Affaire Kalash: outrage à agent ou abus policier ?

Le monde du RAP français ne cesse de faire parler de lui depuis déjà plusieurs mois. Après l’implication de MHD dans une rixe mortelle à Paris, puis la bagarre qui s’est opérée entre Booba et Kaaris à l’aéroport d’Orly, voici le rappeur français Kalash, de son vrai nom Kevin Valleray, qui fait parler de lui dans une affaire de délit de fuite, rébellion et outrage à agent de la force publique.
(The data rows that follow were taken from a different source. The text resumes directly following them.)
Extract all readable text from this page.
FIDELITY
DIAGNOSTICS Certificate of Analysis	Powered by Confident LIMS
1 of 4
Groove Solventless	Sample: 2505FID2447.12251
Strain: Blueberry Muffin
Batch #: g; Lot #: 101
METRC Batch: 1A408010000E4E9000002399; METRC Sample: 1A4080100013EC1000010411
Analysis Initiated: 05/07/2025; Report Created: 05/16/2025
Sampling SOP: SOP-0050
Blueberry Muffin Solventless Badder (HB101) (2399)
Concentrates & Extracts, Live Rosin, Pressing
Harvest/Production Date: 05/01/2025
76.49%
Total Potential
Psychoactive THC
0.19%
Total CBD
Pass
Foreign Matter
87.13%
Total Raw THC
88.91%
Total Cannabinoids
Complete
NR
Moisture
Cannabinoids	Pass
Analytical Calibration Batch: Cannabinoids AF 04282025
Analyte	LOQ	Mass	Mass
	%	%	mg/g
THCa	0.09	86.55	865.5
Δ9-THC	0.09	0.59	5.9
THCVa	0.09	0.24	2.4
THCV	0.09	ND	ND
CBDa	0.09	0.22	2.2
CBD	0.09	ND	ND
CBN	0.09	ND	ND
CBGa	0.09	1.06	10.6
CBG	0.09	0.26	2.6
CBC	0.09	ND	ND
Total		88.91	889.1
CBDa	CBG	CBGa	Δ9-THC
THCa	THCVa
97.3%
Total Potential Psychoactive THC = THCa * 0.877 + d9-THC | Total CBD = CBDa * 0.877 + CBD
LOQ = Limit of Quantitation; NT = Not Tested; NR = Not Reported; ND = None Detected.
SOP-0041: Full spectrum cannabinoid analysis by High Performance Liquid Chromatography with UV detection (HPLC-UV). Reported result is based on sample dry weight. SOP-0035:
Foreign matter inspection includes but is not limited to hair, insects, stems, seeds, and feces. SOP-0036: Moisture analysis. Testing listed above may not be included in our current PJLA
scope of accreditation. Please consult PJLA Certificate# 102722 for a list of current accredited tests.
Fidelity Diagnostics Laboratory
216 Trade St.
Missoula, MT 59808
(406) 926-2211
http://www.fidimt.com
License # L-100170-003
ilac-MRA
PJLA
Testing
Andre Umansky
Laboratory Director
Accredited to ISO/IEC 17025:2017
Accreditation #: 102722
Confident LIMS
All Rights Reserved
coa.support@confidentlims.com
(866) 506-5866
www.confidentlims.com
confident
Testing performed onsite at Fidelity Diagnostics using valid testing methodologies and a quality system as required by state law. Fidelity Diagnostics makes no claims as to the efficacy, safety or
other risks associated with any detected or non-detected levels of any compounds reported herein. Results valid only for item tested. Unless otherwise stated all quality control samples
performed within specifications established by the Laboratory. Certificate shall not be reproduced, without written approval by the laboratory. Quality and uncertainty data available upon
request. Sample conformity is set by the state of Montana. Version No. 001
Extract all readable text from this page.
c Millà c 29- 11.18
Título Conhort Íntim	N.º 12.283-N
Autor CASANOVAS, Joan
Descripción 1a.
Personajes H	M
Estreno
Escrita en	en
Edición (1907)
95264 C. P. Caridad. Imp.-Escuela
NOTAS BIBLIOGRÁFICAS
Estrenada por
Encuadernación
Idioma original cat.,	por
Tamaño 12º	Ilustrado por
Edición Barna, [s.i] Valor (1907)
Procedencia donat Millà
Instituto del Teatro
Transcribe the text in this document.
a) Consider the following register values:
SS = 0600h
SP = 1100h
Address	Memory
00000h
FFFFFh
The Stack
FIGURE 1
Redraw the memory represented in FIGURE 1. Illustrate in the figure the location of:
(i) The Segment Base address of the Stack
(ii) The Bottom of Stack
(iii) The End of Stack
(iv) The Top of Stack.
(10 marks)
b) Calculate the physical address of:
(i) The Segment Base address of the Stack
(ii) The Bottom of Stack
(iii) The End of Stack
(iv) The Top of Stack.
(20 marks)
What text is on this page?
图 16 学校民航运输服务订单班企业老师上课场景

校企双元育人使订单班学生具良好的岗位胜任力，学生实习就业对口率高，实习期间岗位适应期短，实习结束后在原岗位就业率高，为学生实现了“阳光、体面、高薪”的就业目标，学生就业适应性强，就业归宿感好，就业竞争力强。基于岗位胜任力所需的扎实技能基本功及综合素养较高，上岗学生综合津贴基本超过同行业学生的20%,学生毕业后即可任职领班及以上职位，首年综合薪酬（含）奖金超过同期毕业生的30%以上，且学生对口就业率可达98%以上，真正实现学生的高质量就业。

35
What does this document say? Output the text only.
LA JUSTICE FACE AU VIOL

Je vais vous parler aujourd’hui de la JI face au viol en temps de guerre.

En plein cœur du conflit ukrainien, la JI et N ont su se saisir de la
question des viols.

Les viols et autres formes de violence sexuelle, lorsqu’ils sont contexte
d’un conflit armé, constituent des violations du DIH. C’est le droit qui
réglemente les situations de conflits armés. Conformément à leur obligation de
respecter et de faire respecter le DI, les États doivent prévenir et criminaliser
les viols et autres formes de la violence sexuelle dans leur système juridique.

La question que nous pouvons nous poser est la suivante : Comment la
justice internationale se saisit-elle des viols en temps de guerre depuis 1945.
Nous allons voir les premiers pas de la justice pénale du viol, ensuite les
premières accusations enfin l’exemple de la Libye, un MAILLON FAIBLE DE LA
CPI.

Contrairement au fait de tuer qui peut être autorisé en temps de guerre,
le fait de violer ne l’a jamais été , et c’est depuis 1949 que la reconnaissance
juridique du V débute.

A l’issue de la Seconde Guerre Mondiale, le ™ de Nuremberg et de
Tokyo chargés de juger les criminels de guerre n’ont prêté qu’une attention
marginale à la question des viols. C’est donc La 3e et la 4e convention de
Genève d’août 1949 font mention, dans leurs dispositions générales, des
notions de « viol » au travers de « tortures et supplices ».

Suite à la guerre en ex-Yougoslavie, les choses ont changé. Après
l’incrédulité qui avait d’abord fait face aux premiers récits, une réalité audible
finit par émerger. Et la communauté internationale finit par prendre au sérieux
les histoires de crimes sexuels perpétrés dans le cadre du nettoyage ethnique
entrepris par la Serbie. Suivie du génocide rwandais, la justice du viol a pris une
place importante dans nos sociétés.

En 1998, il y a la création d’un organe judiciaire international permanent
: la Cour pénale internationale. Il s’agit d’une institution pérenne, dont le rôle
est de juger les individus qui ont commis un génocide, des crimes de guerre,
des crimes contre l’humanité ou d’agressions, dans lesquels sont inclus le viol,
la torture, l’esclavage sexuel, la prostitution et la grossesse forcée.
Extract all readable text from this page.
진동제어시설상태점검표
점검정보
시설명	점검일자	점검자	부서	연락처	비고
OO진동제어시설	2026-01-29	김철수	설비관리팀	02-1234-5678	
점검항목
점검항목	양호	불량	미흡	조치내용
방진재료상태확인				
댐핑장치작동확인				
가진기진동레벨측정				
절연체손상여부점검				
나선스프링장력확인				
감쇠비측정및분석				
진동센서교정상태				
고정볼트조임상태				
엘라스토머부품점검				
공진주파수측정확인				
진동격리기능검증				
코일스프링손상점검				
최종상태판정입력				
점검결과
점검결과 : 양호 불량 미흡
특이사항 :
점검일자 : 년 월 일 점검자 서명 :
Sur twitter, on peut lire certains commentaires des spectateurs qui affirment avoir vu l’artiste Kalash accidenter, dans la nuit du samedi 16 au dimanche 17 mars, plusieurs véhicules sur les Champs-Elysées avec sa porsche, puis commettre un délit de fuite. Malheureusement pour lui, la scène aurait été filmée par certaines personnes présentes sur les lieux, puis relayée sur les réseaux sociaux. Dans ces vidéos, on pourrait voir Kalash a tenter de se débattre, et tutoyer les policiers avant de les insulter. Il a été placé en garde à vue pour outrage et rébellion envers personne dépositaire de l’autorité publique. Il pourrait aussi être poursuivi pour les voitures emboutées.Des faits qu’il a par la suite contestés à travers un communiqué écrit par son avocat Eddy Arneton et publié sur ses réseaux sociaux, le communiqué dit ceci : “Monsieur Kevin Valleray connu sous le nom d’artiste Kalash a été impliqué dans un banal accident de la circulation sur l’avenue des Champs-Elysées ayant causé des dommages matériels. De nombreux commentaires font état d’un délit de fuite de ce dernier en se basant sur des déclarations fantaisistes et des vidéos tronquées. Plusieurs vidéos mettent un terme à ces allégations qui ne correspondent pas à la réalité des faits. Il est en effet clairement établi que Monsieur Valleray a garé son véhicule à quelques mètres du lieu de l’accident afin de pouvoir procéder aux constats d’usage. Au lieu de faciliter les démarches administratives car aucun blessé n’était à déplorer, les fonctionnaires de police ont envenimé la situation en faisant subir à mon client des violences illégitimes lui causant des préjudices physiques : deux dents et le nez fracturés”.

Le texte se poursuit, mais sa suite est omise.